What I actually do here:

Brainstorm the workflow with Claude. Talk through the user journey. Ask it to challenge assumptions.
Be critical of the first plan. It's almost never right. Push back. Ask it to refine. You can comment on the plan markdown file in Claude Code directly — something I found useful.
Check that the plan references existing files and patterns, not made-up ones.
Keep iterating until the plan actually makes sense. Systems thinking first.

Plan mode is where I catch the "oh wait, we don't need to build that" or "that does not make sense" moments. Time spent here pays back 10x in Build.

If you skip this stage or accept everything Claude recommends, Claude will happily build the wrong thing fast.

3. Build

Switch to Bypass Permissions. It sounds scary. It isn't, for solo prototypes.
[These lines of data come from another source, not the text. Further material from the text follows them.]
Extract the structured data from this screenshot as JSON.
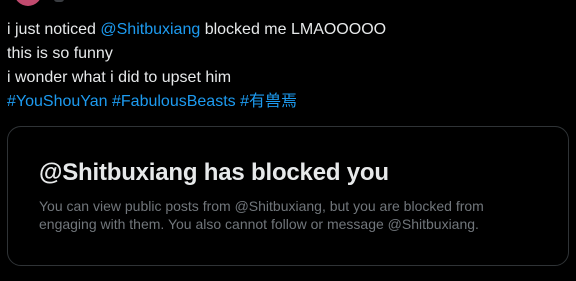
{
  "tweet": {
    "line1_prefix": "i just noticed ",
    "line1_mention": "@Shitbuxiang",
    "line1_suffix": " blocked me LMAOOOOO",
    "line2": "this is so funny",
    "line3": "i wonder what i did to upset him",
    "hashtags": [
      "#YouShouYan",
      "#FabulousBeasts",
      "#有兽焉"
    ]
  },
  "blocked_card": {
    "title": "@Shitbuxiang has blocked you",
    "body": "You can view public posts from @Shitbuxiang, but you are blocked from engaging with them. You also cannot follow or message @Shitbuxiang."
  },
  "colors": {
    "background": "#000000",
    "text": "#e7e9ea",
    "link": "#1d9bf0",
    "muted": "#71767b",
    "border": "#2f3336"
  }
}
Once the plan is solid, I flip to Bypass Permissions so Claude can run without stopping to ask me to approve every file change. For prototypes on my own machine, nothing catastrophic happens. I'll let you know if I ever get burned.

During Build, I try to stay out of the way. My job here is:

Keep Claude on the plan. If it drifts, pull it back.
Watch for scope creep. Don't let it add features "while it's in there."
If it hits a real blocker, pair on it. Otherwise, let it run.

I ship V0 with explicit phase rules:

Hardcode what you can. Stub what you must.
Every screen needs realistic data — real-ish companies, plausible metrics. If you have real data (PII removed), great — use it. If you don't, think about the persona and the company you're building for, and let Claude do the research to ground the data and use case.
Build modules one at a time. If you try to build the entire app in one shot, you'll get mediocre results. Create a shell with the scaffolding you need, and then one core module at a time.

The initial app comes together in surprisingly decent shape when the plan is good.

4. Eval

Start with what you know, review the output, keep refining. That's the job.

If the app involves an LLM or agent, eval is not optional. It's the whole job.

I define "good" on two axes:

Data structure — does the output match the schema? Are required fields there? Are types right?
Output quality — is the content actually useful? Is it specific? Does it match the rules I laid down?

Day one, the eval is a spreadsheet and my eyeballs. That's fine. Over time it turns into:

Layer 1: Schema validation — automated, binary, zero errors tolerated
Layer 2: Content quality — LLM-as-judge scoring with rubrics
Layer 3: Cross-item consistency — does the same input produce similar outputs
Layer 4: Coverage — does the output hit all the categories it should

The thresholds are grounded in product requirements, not in what the model happens to produce on sample data. If a real user needs the output to be 95% correct, that's the bar. Not "85% because that's where we landed."

The Infrastructure Layer

Underneath the four stages, there's a layer I didn't set out to build but ended up needing:

Skills — reusable capabilities I call on over and over (PRD generator, JTBD extractor, persona writer, competitive analysis)
Scheduled tasks — recurring automation (daily knowledge digest, weekly content distillation, folder maintenance) that reads state, does work, and logs feedback so the next run is smarter
Runbooks — when a system needs many steps and consistent results, ask Claude to create a runbook. There are fancier ways to do it, but if everything is already in your project folder, a runbook with specific steps and checks does the trick.

This is what makes Claude Code feel less like a tool and more like a workspace. Not everything needs to be a skill — a one-off is a one-off. But when I catch myself doing the same thing twice, I write a skill for it.

What I'd Tell a Friend Starting Today

Pick one small real project. Not a toy, not a big bet. Something you'd actually use.
Spend an hour on Context before you spend a minute on code.
Start in Plan Mode. Argue with the first plan.
Let Claude build. Stay out of the way.
Review the output. Write down what's wrong. Feed it back.
When you do the same thing twice, make it a skill.

Your reasoning skills are the moat. AI collapses the time from idea to prototype, but it doesn't decide what to build or what "good" means. That part is still yours.